How can we do this? Simple: we start pushing for things that are the opposite extremes of what they want and force THEM to compromise in our direction for once. Let's lobby for a system where the loser in patent and copyright infringement cases is burdened with the entirety of the bill for the lawsuit, thus making companies think twice about willy-nilly throwing around their might and saying, "We know we'll win because we have a legal budget and you're just a 40-hour workweek drone without the money to hire a lawyer, so how about we settle instead?" Screw you: the burden of proof is back on the accuser, right where it belongs.
Let's push for a rollback of the current copyright laws so that they're not so long-lasting and draconian. In the digital age, copyright as it stands now is more or less a joke. Copyright was intended to give artists and creators the ability to be the sole profiteers from their works for a period of time before the information was released to the public, it wasn't meant to allow the creation of multi-national dynasties and families who ride the coat-tails of work done by relatives who are long-dead. Life plus seventy-five years? Let's try ten to fifteen years and then it's public domain. If you're that creative, you'll be just fine creating additional works that will also have the benefit of 10-15 years of protection. If you're a one-trick pony, then you get paid for your trick and make way for someone else in a few years' time. Seems fair to me.

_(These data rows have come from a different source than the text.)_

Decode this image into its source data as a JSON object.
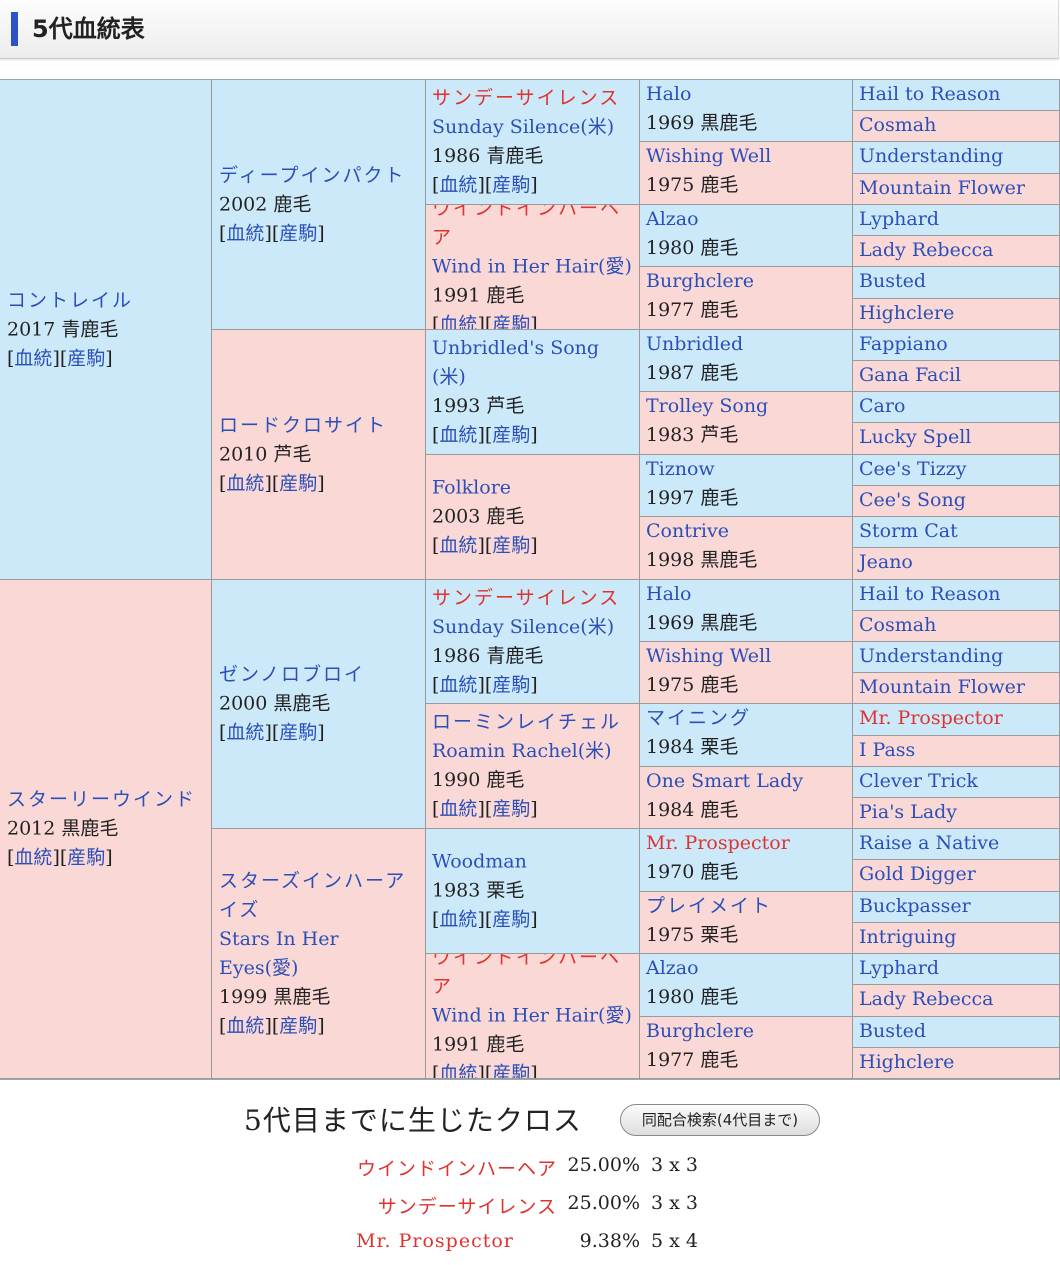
{
  "header": {
    "title": "5代血統表"
  },
  "links": {
    "pedigree": "血統",
    "progeny": "産駒"
  },
  "pedigree": {
    "sire": {
      "name": "コントレイル",
      "year_color": "2017 青鹿毛"
    },
    "dam": {
      "name": "スターリーウインド",
      "year_color": "2012 黒鹿毛"
    },
    "g2": [
      {
        "name": "ディープインパクト",
        "year_color": "2002 鹿毛"
      },
      {
        "name": "ロードクロサイト",
        "year_color": "2010 芦毛"
      },
      {
        "name": "ゼンノロブロイ",
        "year_color": "2000 黒鹿毛"
      },
      {
        "name": "スターズインハーアイズ",
        "name2": "Stars In Her Eyes(愛)",
        "year_color": "1999 黒鹿毛"
      }
    ],
    "g3": [
      {
        "name": "サンデーサイレンス",
        "name2": "Sunday Silence(米)",
        "year_color": "1986 青鹿毛"
      },
      {
        "name": "ウインドインハーヘア",
        "name2": "Wind in Her Hair(愛)",
        "year_color": "1991 鹿毛"
      },
      {
        "name": "Unbridled's Song",
        "name2": "(米)",
        "year_color": "1993 芦毛"
      },
      {
        "name": "Folklore",
        "year_color": "2003 鹿毛"
      },
      {
        "name": "サンデーサイレンス",
        "name2": "Sunday Silence(米)",
        "year_color": "1986 青鹿毛"
      },
      {
        "name": "ローミンレイチェル",
        "name2": "Roamin Rachel(米)",
        "year_color": "1990 鹿毛"
      },
      {
        "name": "Woodman",
        "year_color": "1983 栗毛"
      },
      {
        "name": "ウインドインハーヘア",
        "name2": "Wind in Her Hair(愛)",
        "year_color": "1991 鹿毛"
      }
    ],
    "g4": [
      {
        "name": "Halo",
        "year_color": "1969 黒鹿毛"
      },
      {
        "name": "Wishing Well",
        "year_color": "1975 鹿毛"
      },
      {
        "name": "Alzao",
        "year_color": "1980 鹿毛"
      },
      {
        "name": "Burghclere",
        "year_color": "1977 鹿毛"
      },
      {
        "name": "Unbridled",
        "year_color": "1987 鹿毛"
      },
      {
        "name": "Trolley Song",
        "year_color": "1983 芦毛"
      },
      {
        "name": "Tiznow",
        "year_color": "1997 鹿毛"
      },
      {
        "name": "Contrive",
        "year_color": "1998 黒鹿毛"
      },
      {
        "name": "Halo",
        "year_color": "1969 黒鹿毛"
      },
      {
        "name": "Wishing Well",
        "year_color": "1975 鹿毛"
      },
      {
        "name": "マイニング",
        "year_color": "1984 栗毛"
      },
      {
        "name": "One Smart Lady",
        "year_color": "1984 鹿毛"
      },
      {
        "name": "Mr. Prospector",
        "year_color": "1970 鹿毛"
      },
      {
        "name": "プレイメイト",
        "year_color": "1975 栗毛"
      },
      {
        "name": "Alzao",
        "year_color": "1980 鹿毛"
      },
      {
        "name": "Burghclere",
        "year_color": "1977 鹿毛"
      }
    ],
    "g5": [
      "Hail to Reason",
      "Cosmah",
      "Understanding",
      "Mountain Flower",
      "Lyphard",
      "Lady Rebecca",
      "Busted",
      "Highclere",
      "Fappiano",
      "Gana Facil",
      "Caro",
      "Lucky Spell",
      "Cee's Tizzy",
      "Cee's Song",
      "Storm Cat",
      "Jeano",
      "Hail to Reason",
      "Cosmah",
      "Understanding",
      "Mountain Flower",
      "Mr. Prospector",
      "I Pass",
      "Clever Trick",
      "Pia's Lady",
      "Raise a Native",
      "Gold Digger",
      "Buckpasser",
      "Intriguing",
      "Lyphard",
      "Lady Rebecca",
      "Busted",
      "Highclere"
    ]
  },
  "crosses": {
    "title": "5代目までに生じたクロス",
    "search_button": "同配合検索(4代目まで)",
    "rows": [
      {
        "name": "ウインドインハーヘア",
        "pct": "25.00%",
        "gen": "3 x 3"
      },
      {
        "name": "サンデーサイレンス",
        "pct": "25.00%",
        "gen": "3 x 3"
      },
      {
        "name": "Mr. Prospector",
        "pct": "9.38%",
        "gen": "5 x 4"
      }
    ]
  },
  "colors": {
    "male_bg": "#cce9fa",
    "female_bg": "#fad8d6",
    "link": "#2b4fb9",
    "cross_highlight": "#e0322e"
  }
}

While we're at it, let's push for the death of software patents all together. Open source projects have shown time and again that creative contributions from large groups of individuals are faster, more efficient, and more agile than the limited releases from giant software companies. We push for death, they compromise with "No, no, but how about 5 years on software patents?" and we win by compromise again.
We need to reinforce and buff up the First Amendment on freedom of speech. Merely linking to something online is not a violation of anybody's rights, just like it's hardly against the law for me to mention Disney, Coca-Cola, Federal Express, or any other company name in my post despite the fact that I don't work for or own any of them. If I link to a YouTube video that contains copyrighted content, that's simple freedom of speech. Period. Paragraph. Go ahead: TRY and compromise with the public on "Congress shall make no law..." I dare you.

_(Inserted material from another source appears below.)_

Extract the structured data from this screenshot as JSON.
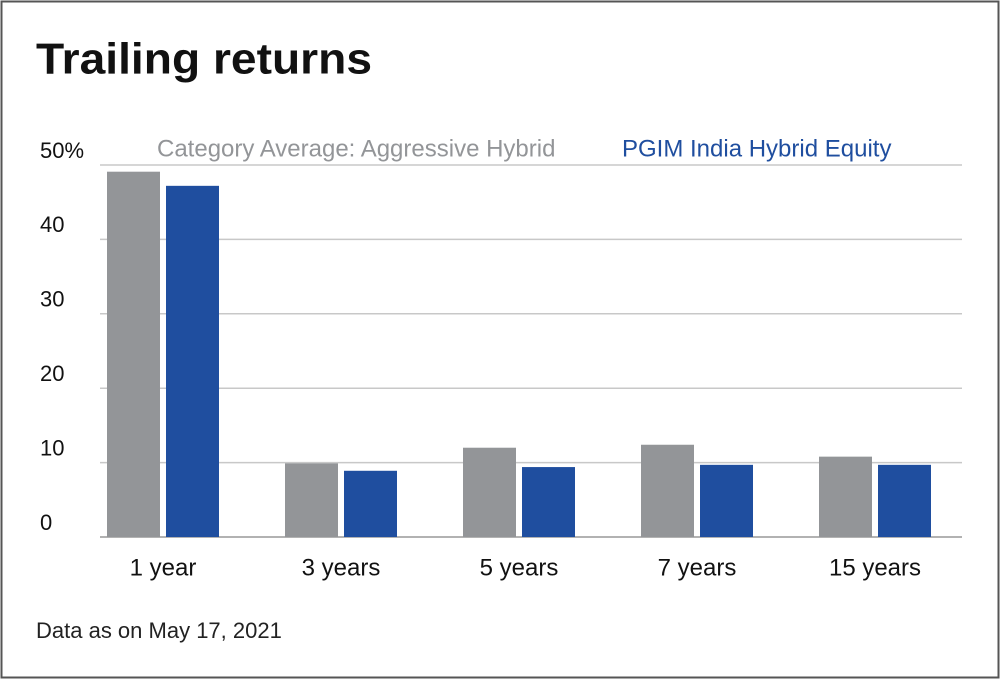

So there it is. They pushed, we compromised, and in a few months we'll lose ground we fought so hard to secure in the first place. Now it's our turn. We're going to push, and push, and push, and keep pushing until they're the ones performing a strategic withdraw and yielding back the rights they tried to take away.
Keep writing. Keep calling. When people sponsor, co-sponsor, or rise in favour of legislation that besmirches your rights, flood their offices with reminders that you vote and would like nothing more than to see them ousted from office if they continue to behave in this fashion.
We CAN do this. There are hundreds of millions if us, and only a few hundred of them. Talk with your wallets, talk with your internet connections, talk at the voting booths, and if you live outside the US but have friends there, talk to those friends and pass the message along. The fight isn't over, and it never will be over until we understand that when we compromise on these grounds, we lose. And losing isn't acceptable.